L’entrepreneur lance aussi un appel aux personnes vivant en situation de handicap : « N’ayez pas peur de sortir, de vous exprimer. C’est votre droit d’avoir accès au transport public ou encore de pouvoir aller tout simplement à la plage. Ce n’est pas une faveur que l’on vous fait ! Dans mon cas, l’eau de la mer était essentielle, l’hydrothérapie fait partie de mon traitement et pourtant combien de fois, j’ai galéré pour y avoir accès ? Et que dire de l’état de nos trottoirs ? »

Girish Ramjuttun est aujourd’hui fier de pouvoir partager son histoire pour permettre aux autres d’avancer. « L’on parle du regard des autres, oui, mais il faut aussi s’en défaire. C’est lorsque vous arrêterez de voir que vous avec un handicap, que les autres arrêteront de le voir aussi », dit-il. Conservant une détermination d’acier, il traverse actuellement une phase de transition. « Nous avons vécu des moments difficiles ces derniers mois et je pense que c’est aussi le moment de repenser à la vie, de revoir nos projets et surtout de savourer chaque instant », conclut-il. Hier, nous partagions la success-story de son entreprise. Aujourd’hui, nous partageons fièrement la sienne, profondément humaine.

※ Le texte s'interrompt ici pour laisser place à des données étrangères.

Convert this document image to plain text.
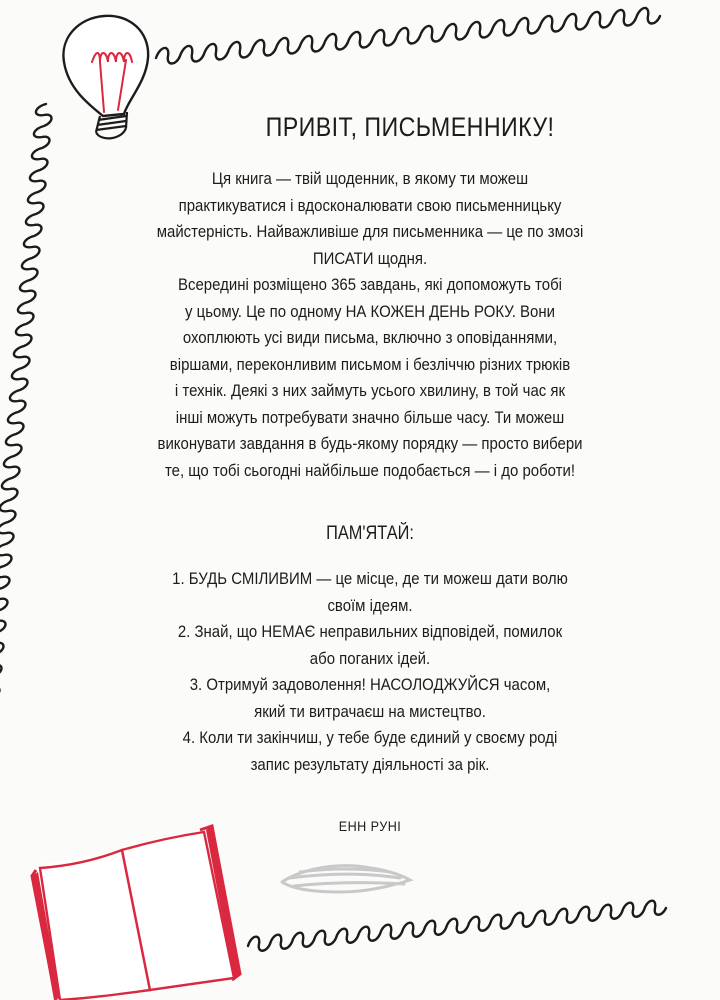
ПРИВІТ, ПИСЬМЕННИКУ!

Ця книга — твій щоденник, в якому ти можеш

практикуватися і вдосконалювати свою письменницьку

майстерність. Найважливіше для письменника — це по змозі

ПИСАТИ щодня.

Всередині розміщено 365 завдань, які допоможуть тобі

у цьому. Це по одному НА КОЖЕН ДЕНЬ РОКУ. Вони

охоплюють усі види письма, включно з оповіданнями,

віршами, переконливим письмом і безліччю різних трюків

і технік. Деякі з них займуть усього хвилину, в той час як

інші можуть потребувати значно більше часу. Ти можеш

виконувати завдання в будь-якому порядку — просто вибери

те, що тобі сьогодні найбільше подобається — і до роботи!

ПАМ'ЯТАЙ:

1. БУДЬ СМІЛИВИМ — це місце, де ти можеш дати волю

своїм ідеям.

2. Знай, що НЕМАЄ неправильних відповідей, помилок

або поганих ідей.

3. Отримуй задоволення! НАСОЛОДЖУЙСЯ часом,

який ти витрачаєш на мистецтво.

4. Коли ти закінчиш, у тебе буде єдиний у своєму роді

запис результату діяльності за рік.

ЕНН РУНІ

Le système immunitaire du patient attaque les nerfs périphériques
Selon l’Organisation mondiale de la Santé, le syndrome de Guillain-Barré est une affection rare dans laquelle le système immunitaire du patient attaque les nerfs périphériques. Bien qu’elle puisse toucher les personnes de tout âge, cette maladie est plus fréquente à l’âge adulte et chez les sujets de sexe masculin. La plupart des personnes atteintes du syndrome de Guillain Barré se rétablissent pleinement, même dans les cas les plus graves. Les cas graves de syndrome de Guillain-Barré sont rares, mais peuvent entraîner une paralysie quasi complète et des problèmes respiratoires. Le syndrome de Guillain-Barré peut mettre la vie du patient en danger. Les personnes atteintes doivent faire l’objet d’un traitement et d’un suivi le plus rapidement possible, certaines pouvant nécessiter des soins intensifs. Le traitement repose sur des soins de soutien et l’immunothérapie.